6103 old revisions found.
[root@server maintenance]# php deleteOldRevisions_keep.php --delete 15
Delete old revisions
Keeping 15 revisions
PHP Notice: Array to string conversion in /u01/mediawiki/tst/includes/db/Database.php on line 808
done.
2026 old revisions found.
Deleting...done.
Searching for active text records in revisions table...done.
Searching for active text records in archive table...done.
Searching for inactive text records...done.
2024 inactive items found.
Deleting...done.
Tested with first 50 and then going slightly further down... ;-)
Can't figure out why I get the PHP Notice above. And there is sometimes a mismatch between old revisions found and inactive items found, but it's working in my test-environment.
Running it a second time:
[root@server maintenance]# php deleteOldRevisions_keep.php --delete 15
Delete old revisions
Keeping 15 revisions
PHP Notice: Array to string conversion in /u01/mediawiki/tst/includes/db/Database.php on line 808
done.
0 old revisions found.
Searching for active text records in revisions table...done.
Searching for active text records in archive table...done.

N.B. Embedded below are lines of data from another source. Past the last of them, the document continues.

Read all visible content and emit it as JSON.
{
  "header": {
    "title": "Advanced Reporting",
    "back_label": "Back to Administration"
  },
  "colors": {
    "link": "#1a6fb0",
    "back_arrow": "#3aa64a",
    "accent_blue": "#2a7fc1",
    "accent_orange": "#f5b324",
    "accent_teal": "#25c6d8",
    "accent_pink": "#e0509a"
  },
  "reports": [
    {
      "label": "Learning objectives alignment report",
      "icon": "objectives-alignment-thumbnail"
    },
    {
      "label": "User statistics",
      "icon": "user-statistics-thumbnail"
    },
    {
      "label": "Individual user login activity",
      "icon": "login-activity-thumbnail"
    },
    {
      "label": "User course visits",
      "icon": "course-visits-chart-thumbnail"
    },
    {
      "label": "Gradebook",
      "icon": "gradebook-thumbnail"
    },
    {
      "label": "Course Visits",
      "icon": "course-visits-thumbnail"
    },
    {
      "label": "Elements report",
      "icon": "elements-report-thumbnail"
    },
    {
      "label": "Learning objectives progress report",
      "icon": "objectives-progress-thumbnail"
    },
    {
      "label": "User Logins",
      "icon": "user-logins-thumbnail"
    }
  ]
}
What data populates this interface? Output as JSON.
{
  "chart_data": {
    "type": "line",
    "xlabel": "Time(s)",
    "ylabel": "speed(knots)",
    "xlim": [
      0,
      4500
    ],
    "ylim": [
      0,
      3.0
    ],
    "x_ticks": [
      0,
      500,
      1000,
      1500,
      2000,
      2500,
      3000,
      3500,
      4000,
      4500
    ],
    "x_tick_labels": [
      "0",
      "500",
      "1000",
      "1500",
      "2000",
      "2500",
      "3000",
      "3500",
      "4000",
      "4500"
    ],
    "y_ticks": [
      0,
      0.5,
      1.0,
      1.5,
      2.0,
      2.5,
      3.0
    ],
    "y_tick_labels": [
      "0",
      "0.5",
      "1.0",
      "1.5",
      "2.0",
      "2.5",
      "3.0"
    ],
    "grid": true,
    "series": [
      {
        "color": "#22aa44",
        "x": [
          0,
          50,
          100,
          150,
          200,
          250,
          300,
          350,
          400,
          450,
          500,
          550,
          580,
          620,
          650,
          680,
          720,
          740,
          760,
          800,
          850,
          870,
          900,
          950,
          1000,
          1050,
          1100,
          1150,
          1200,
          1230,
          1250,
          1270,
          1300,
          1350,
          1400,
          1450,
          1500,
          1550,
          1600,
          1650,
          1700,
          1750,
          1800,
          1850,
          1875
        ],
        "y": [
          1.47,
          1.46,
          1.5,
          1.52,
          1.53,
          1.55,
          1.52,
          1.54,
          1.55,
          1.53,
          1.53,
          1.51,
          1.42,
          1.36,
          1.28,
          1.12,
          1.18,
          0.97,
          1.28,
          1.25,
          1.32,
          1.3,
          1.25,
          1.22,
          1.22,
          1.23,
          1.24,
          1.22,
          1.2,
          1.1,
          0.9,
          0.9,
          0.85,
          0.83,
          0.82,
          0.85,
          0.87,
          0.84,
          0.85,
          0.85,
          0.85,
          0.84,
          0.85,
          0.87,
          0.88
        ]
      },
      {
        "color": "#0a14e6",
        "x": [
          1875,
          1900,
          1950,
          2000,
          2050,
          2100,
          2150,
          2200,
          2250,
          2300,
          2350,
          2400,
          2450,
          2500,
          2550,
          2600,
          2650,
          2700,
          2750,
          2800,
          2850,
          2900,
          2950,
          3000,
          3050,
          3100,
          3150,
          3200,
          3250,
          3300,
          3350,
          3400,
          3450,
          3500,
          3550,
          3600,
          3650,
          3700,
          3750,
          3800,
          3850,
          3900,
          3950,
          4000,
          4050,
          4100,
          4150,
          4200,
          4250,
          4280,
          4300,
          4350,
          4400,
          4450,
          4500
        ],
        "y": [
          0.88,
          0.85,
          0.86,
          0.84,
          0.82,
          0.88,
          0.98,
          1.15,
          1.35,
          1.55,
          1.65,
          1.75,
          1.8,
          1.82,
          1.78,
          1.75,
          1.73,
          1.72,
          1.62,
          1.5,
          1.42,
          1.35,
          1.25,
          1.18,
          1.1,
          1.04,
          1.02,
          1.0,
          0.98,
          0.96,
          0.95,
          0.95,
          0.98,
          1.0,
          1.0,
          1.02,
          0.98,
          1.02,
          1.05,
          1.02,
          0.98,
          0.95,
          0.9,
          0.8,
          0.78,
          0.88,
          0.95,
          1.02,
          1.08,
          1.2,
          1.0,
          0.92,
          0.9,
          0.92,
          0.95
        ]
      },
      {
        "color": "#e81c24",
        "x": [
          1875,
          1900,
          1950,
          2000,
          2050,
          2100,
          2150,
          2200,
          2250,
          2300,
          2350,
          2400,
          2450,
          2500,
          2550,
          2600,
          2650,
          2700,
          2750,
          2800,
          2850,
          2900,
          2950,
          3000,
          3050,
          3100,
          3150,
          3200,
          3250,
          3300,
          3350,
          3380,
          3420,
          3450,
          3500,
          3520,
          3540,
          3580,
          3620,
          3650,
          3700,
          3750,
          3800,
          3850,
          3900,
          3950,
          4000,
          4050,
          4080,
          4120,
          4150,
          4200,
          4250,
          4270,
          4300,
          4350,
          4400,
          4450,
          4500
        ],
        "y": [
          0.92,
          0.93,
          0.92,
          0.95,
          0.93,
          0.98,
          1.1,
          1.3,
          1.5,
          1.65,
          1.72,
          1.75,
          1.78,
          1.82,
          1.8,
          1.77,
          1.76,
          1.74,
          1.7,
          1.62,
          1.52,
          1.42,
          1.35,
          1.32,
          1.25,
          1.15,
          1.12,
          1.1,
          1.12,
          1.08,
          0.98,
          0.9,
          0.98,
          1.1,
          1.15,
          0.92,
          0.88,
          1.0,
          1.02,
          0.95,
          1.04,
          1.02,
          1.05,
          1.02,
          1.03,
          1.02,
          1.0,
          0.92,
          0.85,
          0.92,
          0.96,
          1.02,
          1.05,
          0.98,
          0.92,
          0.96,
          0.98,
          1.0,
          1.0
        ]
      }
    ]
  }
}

Searching for inactive text records...done.
0 inactive items found.
Hi Dick,
your option is a great addition to the script! It would be great, if you could create an issue in phabricator and put it into review so that it can be added to the MediaWiki tarball so that everyone can benefit from it!
Hi,
I'm also trying to get a good compromise between a radical removal of history and storing lots of useless information. But what would be the best according to me, would be to be able to remove all the old "minor edits" in the history. Unfortunately, my coding skills are not sufficient for that... If someone has an idea...
Thanks
An option to only remove all edits, which are marked as "minor" does not exist currently. Integrating such an option will cause problems:
First of all, it will break things like the calculation of size differences between revisions, if the referenced revision suddenly no longer is there. While this only is a technical issue, which maybe can be solved, there is another, way bigger problem:
An option to only delete minor edits will remove some edits from the history, but not others. Features like the history function of MediaWiki rely on the fact that all revisions stay in place. They compare revisions with each other and display the difference. However, if a revision in between has been removed, then the difference will also include the changes made in that removed revision. That means that changes will be attributed to a user, although it is not clear whether it was really him, who made them.
This is a very bad situation, which might even cause legal trouble, e.g. if part of an edit contains insults and with the according revision removed it looks like these insults come from user A, while they in fact have been added in a removed revision by user B.